両者に共通する一つの特性の対立矛盾の要求(たとえば、「グレードは高い」と「グレードは低い」という相反する要求)が、同じ場所、同じ時間、同じ対象(人)、同じ環境、同じ条件、といったすべてを満足しなければならないものでないことに気づけばよい。
一つの特性についての相反する要求が、異なる場所、異なる時間、異なる対象(人)、異なる環境、異なる条件、のいずれかで得られればよいということであれば、結果として、当初相反する特性と考えていた二つの特性の両方を実現することが可能になる。
要するに、私たちが問題をどう捉えるかが重要であって、問題の多くはその捉え方を変えることで解決できるのである。

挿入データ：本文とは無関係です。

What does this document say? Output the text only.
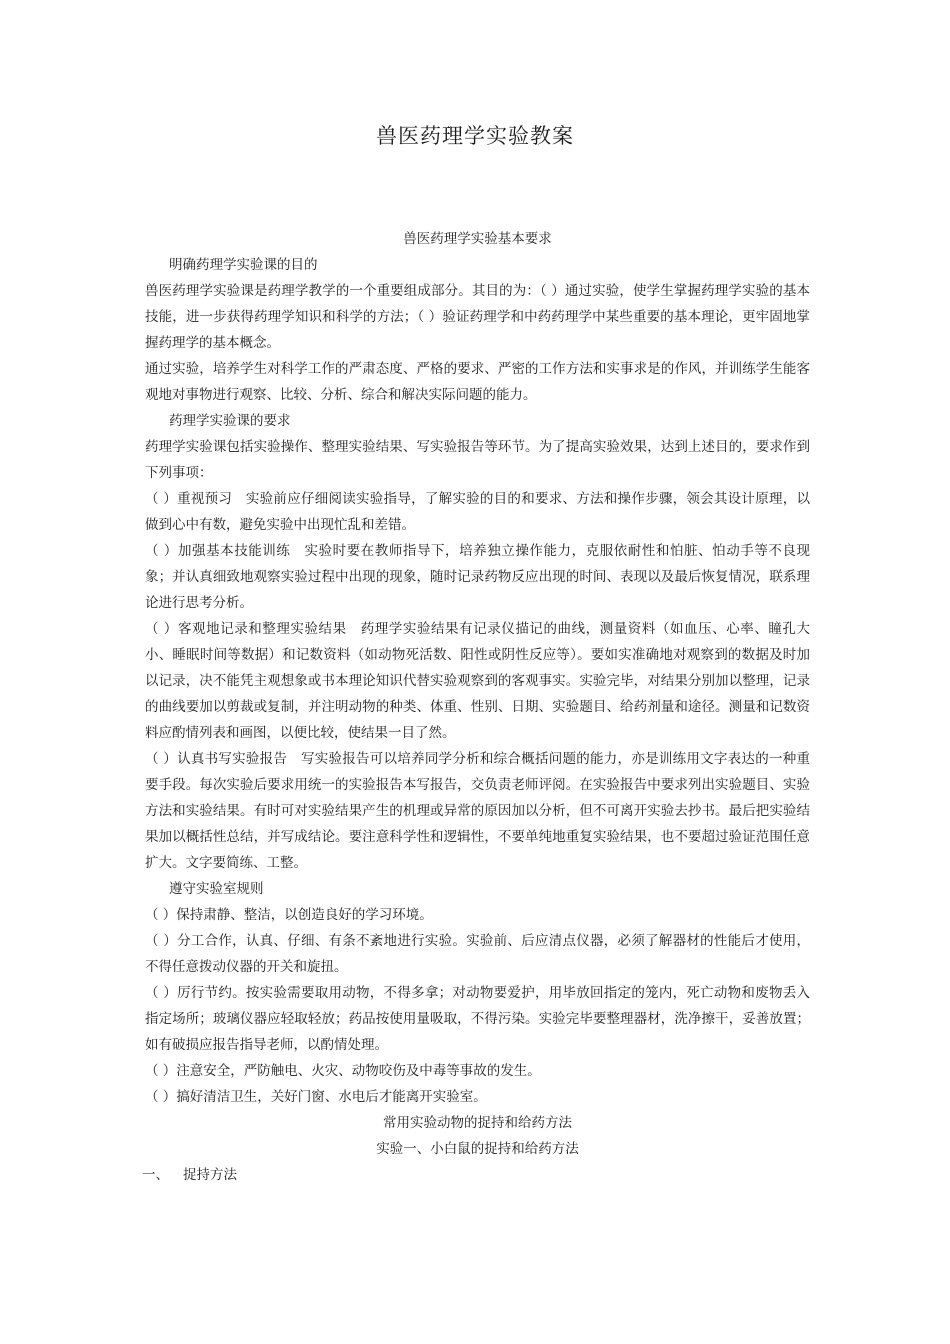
兽医药理学实验教案

兽医药理学实验基本要求

明确药理学实验课的目的

兽医药理学实验课是药理学教学的一个重要组成部分。其目的为：（ ）通过实验，使学生掌握药理学实验的基本技能，进一步获得药理学知识和科学的方法；（ ）验证药理学和中药药理学中某些重要的基本理论，更牢固地掌握药理学的基本概念。

通过实验，培养学生对科学工作的严肃态度、严格的要求、严密的工作方法和实事求是的作风，并训练学生能客观地对事物进行观察、比较、分析、综合和解决实际问题的能力。

药理学实验课的要求

药理学实验课包括实验操作、整理实验结果、写实验报告等环节。为了提高实验效果，达到上述目的，要求作到下列事项：

（ ）重视预习　实验前应仔细阅读实验指导，了解实验的目的和要求、方法和操作步骤，领会其设计原理，以做到心中有数，避免实验中出现忙乱和差错。

（ ）加强基本技能训练　实验时要在教师指导下，培养独立操作能力，克服依耐性和怕脏、怕动手等不良现象；并认真细致地观察实验过程中出现的现象，随时记录药物反应出现的时间、表现以及最后恢复情况，联系理论进行思考分析。

（ ）客观地记录和整理实验结果　药理学实验结果有记录仪描记的曲线，测量资料（如血压、心率、瞳孔大小、睡眠时间等数据）和记数资料（如动物死活数、阳性或阴性反应等）。要如实准确地对观察到的数据及时加以记录，决不能凭主观想象或书本理论知识代替实验观察到的客观事实。实验完毕，对结果分别加以整理，记录的曲线要加以剪裁或复制，并注明动物的种类、体重、性别、日期、实验题目、给药剂量和途径。测量和记数资料应酌情列表和画图，以便比较，使结果一目了然。

（ ）认真书写实验报告　写实验报告可以培养同学分析和综合概括问题的能力，亦是训练用文字表达的一种重要手段。每次实验后要求用统一的实验报告本写报告，交负责老师评阅。在实验报告中要求列出实验题目、实验方法和实验结果。有时可对实验结果产生的机理或异常的原因加以分析，但不可离开实验去抄书。最后把实验结果加以概括性总结，并写成结论。要注意科学性和逻辑性，不要单纯地重复实验结果，也不要超过验证范围任意扩大。文字要简练、工整。

遵守实验室规则

（ ）保持肃静、整洁，以创造良好的学习环境。

（ ）分工合作，认真、仔细、有条不紊地进行实验。实验前、后应清点仪器，必须了解器材的性能后才使用，不得任意拨动仪器的开关和旋扭。

（ ）厉行节约。按实验需要取用动物，不得多拿；对动物要爱护，用毕放回指定的笼内，死亡动物和废物丢入指定场所；玻璃仪器应轻取轻放；药品按使用量吸取，不得污染。实验完毕要整理器材，洗净擦干，妥善放置；如有破损应报告指导老师，以酌情处理。

（ ）注意安全，严防触电、火灾、动物咬伤及中毒等事故的发生。

（ ）搞好清洁卫生，关好门窗、水电后才能离开实验室。

常用实验动物的捉持和给药方法

实验一、小白鼠的捉持和给药方法

一、 捉持方法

その典型例は、問題を解決する最初の段階で考えなければならない「制約条件」であろう。
私たちは一般に、制約条件がない方が自由な発想ができると考え、制約条件があるから問題が解けないと思っている。
実は、制約条件はあった方がよい場合と制約条件がない方がよい場合とがある。
自由に考えなさいといわれたら、360°どの方向へ向かって考えていけばよいか迷うのでないだろうか。
たとえば、新規事業の開発の場合を考えてみよう。3年以内に自社が今まで取り組んだことのない新しい事業を見つけるように命じられたとしよう。会社からは何をやってもよいといわれる。このような場合、あなたならどうするか。
新規事業といってもわが社にとっての新規事業を開発するのであるから、現在の強みであるコア技術やブランドを活かすことのできる領域を模索すべきである、と考えるかもしれない。
これは、すでに自ら制約条件を設けたことになる。
私たちは問題を解決しなければならない場面では、無意識のうちに考えるべき方向や領域に制限を加えることで、考えを進めやすくしているのである。
ただし、その結果、うまい新規事業が見つからなかったとしたらどうするか。
その場合には、当初課した制約条件を見直すことになる。自社の強みにこだわらず、自由な発想を目指す。今度は制約条件を外して考えることになる。
次に、当初の制約条件を取り除くことで新しい問題が生じるならば、当初の問題(この場合は新規事業を開発すること)を解決するよりも、新しい問題に取り組む方がよいかどうかを判断することになろう。
自社の弱みを補う技術を持っている会社があるとしよう。その場合にその会社が欲しがっている、または欲しがるであろう技術を開発することを考えてみたらどうだろう。その際に、自社のコア技術が活かせる道が見つかればなおよい。
二者択一ではなく両方とも実現する。ただし、それは時と場合を考えて使い分けることである。